En application de l’article 24 V et VII de la loi du 6 juillet 1989 le juge peut, sous certaines conditions, accorder des délais de paiement dans la limite de trois années, au locataire en situation de régler sa dette locative, lesquels suspendent les effets de la clause résolutoire.
Si le preneur s’exécute dans les délais et selon les modalités fixées par le juge, la clause est censée n’avoir jamais joué.
Il est admis que l’éventuelle absence de paiement à l’échéance des sommes dues postérieurement aux délais accordés, n’est pas en elle-même de nature à entraîner la résiliation du bail à défaut de notification préalable d’un nouveau commandement (CA [Localité 4], 3e ch., 4 juin 1992 : JurisData n° 1992-043652).
En l’espèce, par jugement du 20 juin 2023, il a été accordé à Madame [U] [N] des délais de paiement portant sur la somme de 2138,55 euros. Or le décompte montre qu’elle a peu après effectué un versement de cette somme, ce qui a éteint sa dette locative, si bien que la clause résolutoire est censée n’avoir jamais joué. Dès lors, sur la dette locative qui a ensuite été générée par Madame [U] [N], il revenait à les consorts [D] de notifier un nouveau commandement de payer pour pouvoir faire jouer la clause résolutoire.
Les demandes reconventionnelles en acquisition de la clause résolutoire, en expulsion, et en fixation d’une indemnité d’occupation, seront en conséquence rejetée.
Sur la demande indemnitaire reconventionnelle
L’article 1231-6 du code civil dispose que les dommages et intérêts dus à raison du retard dans le paiement d’une obligation de somme d’argent consistent dans l’intérêt au taux légal, à compter de la mise en demeure.

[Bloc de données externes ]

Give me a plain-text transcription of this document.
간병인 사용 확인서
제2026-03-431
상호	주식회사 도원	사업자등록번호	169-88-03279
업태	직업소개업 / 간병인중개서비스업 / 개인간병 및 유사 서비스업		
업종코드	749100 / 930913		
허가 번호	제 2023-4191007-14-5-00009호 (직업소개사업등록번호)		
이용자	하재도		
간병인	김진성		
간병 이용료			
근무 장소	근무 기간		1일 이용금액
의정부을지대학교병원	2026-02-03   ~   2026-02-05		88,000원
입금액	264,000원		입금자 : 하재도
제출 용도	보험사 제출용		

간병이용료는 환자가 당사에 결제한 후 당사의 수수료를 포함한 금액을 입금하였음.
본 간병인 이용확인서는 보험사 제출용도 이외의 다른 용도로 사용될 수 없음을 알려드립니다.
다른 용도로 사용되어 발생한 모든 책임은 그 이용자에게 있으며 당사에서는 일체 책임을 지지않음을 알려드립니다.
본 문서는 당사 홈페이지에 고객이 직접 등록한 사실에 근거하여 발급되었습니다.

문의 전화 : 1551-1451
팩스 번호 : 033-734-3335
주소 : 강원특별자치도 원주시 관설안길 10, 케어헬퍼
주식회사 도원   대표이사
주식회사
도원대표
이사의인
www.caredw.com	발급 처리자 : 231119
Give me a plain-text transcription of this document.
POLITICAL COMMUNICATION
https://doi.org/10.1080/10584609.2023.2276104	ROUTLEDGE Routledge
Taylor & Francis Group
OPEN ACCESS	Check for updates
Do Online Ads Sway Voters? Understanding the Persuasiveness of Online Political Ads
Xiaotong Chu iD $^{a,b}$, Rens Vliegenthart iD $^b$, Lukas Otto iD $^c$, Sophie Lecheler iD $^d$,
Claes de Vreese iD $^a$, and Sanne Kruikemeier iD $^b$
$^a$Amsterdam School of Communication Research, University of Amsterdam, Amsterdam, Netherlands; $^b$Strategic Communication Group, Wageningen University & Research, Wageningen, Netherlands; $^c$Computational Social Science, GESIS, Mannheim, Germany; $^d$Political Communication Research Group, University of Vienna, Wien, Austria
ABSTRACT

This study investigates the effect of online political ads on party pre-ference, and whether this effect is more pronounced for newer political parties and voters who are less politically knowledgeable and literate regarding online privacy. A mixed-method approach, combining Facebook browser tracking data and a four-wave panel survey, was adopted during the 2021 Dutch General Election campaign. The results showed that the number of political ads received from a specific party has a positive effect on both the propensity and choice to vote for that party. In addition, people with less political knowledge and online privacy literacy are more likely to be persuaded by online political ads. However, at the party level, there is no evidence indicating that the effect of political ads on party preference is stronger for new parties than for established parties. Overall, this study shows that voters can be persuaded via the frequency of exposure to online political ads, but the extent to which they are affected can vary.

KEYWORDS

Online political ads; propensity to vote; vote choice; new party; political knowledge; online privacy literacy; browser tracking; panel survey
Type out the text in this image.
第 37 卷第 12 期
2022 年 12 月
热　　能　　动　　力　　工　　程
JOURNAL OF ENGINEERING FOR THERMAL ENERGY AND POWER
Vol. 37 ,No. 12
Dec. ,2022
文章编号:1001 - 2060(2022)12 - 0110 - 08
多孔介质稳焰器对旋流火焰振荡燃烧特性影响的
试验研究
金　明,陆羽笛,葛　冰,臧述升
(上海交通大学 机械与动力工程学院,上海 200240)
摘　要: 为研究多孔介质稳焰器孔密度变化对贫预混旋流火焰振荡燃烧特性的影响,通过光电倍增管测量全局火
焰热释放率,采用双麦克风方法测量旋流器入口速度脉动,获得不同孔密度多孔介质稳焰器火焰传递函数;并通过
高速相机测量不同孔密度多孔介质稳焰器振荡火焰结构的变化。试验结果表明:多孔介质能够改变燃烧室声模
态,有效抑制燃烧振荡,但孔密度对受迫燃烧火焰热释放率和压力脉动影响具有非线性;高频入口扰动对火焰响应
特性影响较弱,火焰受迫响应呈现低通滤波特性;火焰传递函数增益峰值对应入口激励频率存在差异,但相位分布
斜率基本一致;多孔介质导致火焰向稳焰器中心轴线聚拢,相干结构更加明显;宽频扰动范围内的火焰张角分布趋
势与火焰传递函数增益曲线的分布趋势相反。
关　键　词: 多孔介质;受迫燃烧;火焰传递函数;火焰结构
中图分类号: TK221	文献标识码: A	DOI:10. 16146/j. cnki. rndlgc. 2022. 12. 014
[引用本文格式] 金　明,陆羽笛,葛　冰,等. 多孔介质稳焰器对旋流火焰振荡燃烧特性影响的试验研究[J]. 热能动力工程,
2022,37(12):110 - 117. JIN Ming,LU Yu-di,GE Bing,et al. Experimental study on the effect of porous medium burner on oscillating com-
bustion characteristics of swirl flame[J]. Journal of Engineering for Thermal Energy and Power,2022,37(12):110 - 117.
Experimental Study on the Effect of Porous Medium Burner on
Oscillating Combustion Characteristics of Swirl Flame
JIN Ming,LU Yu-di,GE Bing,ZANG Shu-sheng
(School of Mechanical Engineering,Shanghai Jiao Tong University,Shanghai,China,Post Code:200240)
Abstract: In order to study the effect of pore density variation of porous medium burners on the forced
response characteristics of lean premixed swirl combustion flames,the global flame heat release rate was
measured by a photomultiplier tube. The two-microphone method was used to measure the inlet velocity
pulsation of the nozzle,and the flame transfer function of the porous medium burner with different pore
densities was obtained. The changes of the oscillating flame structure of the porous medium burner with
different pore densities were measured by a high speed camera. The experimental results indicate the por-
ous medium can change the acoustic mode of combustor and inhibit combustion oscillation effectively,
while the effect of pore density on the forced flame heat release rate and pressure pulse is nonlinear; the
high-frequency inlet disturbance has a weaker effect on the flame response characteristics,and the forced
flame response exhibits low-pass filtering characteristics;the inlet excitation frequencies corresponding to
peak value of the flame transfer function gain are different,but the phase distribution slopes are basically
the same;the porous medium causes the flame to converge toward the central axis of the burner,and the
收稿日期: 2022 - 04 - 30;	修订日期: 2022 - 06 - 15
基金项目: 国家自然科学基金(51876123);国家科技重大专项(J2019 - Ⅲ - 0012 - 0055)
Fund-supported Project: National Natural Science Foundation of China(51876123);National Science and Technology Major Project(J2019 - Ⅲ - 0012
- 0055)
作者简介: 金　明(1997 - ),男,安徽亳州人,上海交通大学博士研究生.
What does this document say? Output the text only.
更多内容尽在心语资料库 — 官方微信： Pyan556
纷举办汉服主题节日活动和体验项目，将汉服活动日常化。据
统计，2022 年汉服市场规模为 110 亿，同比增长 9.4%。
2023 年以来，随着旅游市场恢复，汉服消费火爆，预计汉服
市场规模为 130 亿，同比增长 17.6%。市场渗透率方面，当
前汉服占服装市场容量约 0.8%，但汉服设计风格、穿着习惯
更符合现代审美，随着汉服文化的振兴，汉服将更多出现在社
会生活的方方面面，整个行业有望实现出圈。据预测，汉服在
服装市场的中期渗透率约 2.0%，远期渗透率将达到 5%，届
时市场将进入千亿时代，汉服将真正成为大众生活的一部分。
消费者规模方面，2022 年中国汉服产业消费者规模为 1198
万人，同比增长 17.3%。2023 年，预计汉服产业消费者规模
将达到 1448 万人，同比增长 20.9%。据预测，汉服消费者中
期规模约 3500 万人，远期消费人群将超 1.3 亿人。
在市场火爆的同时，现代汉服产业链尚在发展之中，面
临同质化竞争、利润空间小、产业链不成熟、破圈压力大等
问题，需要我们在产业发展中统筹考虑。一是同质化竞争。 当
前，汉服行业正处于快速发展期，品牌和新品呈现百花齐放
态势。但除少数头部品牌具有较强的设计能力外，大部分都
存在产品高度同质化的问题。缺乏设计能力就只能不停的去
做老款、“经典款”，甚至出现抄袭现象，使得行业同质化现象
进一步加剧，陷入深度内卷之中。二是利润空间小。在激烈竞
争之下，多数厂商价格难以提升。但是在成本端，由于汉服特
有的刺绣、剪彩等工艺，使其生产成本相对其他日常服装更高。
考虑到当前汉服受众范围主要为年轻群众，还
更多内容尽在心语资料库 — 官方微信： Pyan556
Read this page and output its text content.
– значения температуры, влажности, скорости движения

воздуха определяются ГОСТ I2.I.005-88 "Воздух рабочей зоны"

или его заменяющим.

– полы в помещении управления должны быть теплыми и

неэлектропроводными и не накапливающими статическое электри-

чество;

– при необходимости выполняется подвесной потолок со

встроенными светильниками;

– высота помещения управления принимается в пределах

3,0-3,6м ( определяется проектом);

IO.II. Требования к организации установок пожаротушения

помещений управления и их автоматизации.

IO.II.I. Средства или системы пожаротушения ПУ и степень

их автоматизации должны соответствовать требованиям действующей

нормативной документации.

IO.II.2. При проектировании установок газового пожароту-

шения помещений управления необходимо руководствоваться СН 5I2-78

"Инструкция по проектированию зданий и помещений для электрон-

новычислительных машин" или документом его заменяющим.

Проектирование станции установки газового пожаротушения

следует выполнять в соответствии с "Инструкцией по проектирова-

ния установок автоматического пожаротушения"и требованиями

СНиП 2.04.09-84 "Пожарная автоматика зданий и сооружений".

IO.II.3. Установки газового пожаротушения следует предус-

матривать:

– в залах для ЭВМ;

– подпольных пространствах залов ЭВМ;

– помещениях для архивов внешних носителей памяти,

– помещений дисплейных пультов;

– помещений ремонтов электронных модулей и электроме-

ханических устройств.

Ces dommages et intérêts sont dus sans que le créancier soit tenu de justifier d’aucune perte. Le créancier auquel son débiteur en retard a causé, par sa mauvaise foi, un préjudice indépendant de ce retard, peut obtenir des dommages et intérêts distincts de l’intérêt moratoire.
Par ailleurs, en application de l’article 1240 du même code, il est de jurisprudence constante que la faute, même non grossière ou dolosive suffit, lorsqu’un préjudice en résulte, à justifier une condamnation à des dommages-intérêts pour résistance abusive.
En l’espèce, les consorts [D] ne justifient d’aucun préjudice autre que le retard dans les paiements des loyers et des charges, ce qui est justement réparé par l’octroi d’intérêts moratoires.
La demande indemnitaire reconventionnelle sera en conséquence rejetée.
Sur les mesures accessoires
Aux termes de l’article 696 du code de procédure civile, la partie perdante est condamnée aux dépens, à moins que le juge, par décision motivée, n’en mette la totalité ou une fraction à la charge d’une autre partie. En l’espèce, Madame [U] [N], qui succombe, sera condamnée aux entiers dépens.
Il sera alloué à les consorts [D] la somme de 1000 euros au titre des frais irrépétibles.
Il sera rappelé que la présente décision est assortie de l’exécution provisoire, en application de l’article 514 du code de procédure civile.
PAR CES MOTIFS,
Le juge des contentieux de la protection statuant publiquement, après débats en audience publique, par jugement mis à disposition au greffe contradictoire et en premier ressort,
CONDAMNE Madame [U] [N] à verser à Madame [G] [D], Monsieur [L] [D] et Monsieur [B] [D], la somme de 2050,90 euros, échéance de décembre 2024 incluse, avec intérêts au taux légal à compter du 9 janvier 2025 ;
CONDAMNE Madame [U] [N] à verser aux consorts [D] 1000 euros sur le fondement de l’article 700 du code de procédure civile ;
REJETTE le surplus des demandes des parties ;
CONDAMNE Madame [U] [N] aux dépens ;
RAPPELLE que le présent jugement est exécutoire de plein droit à titre provisoire.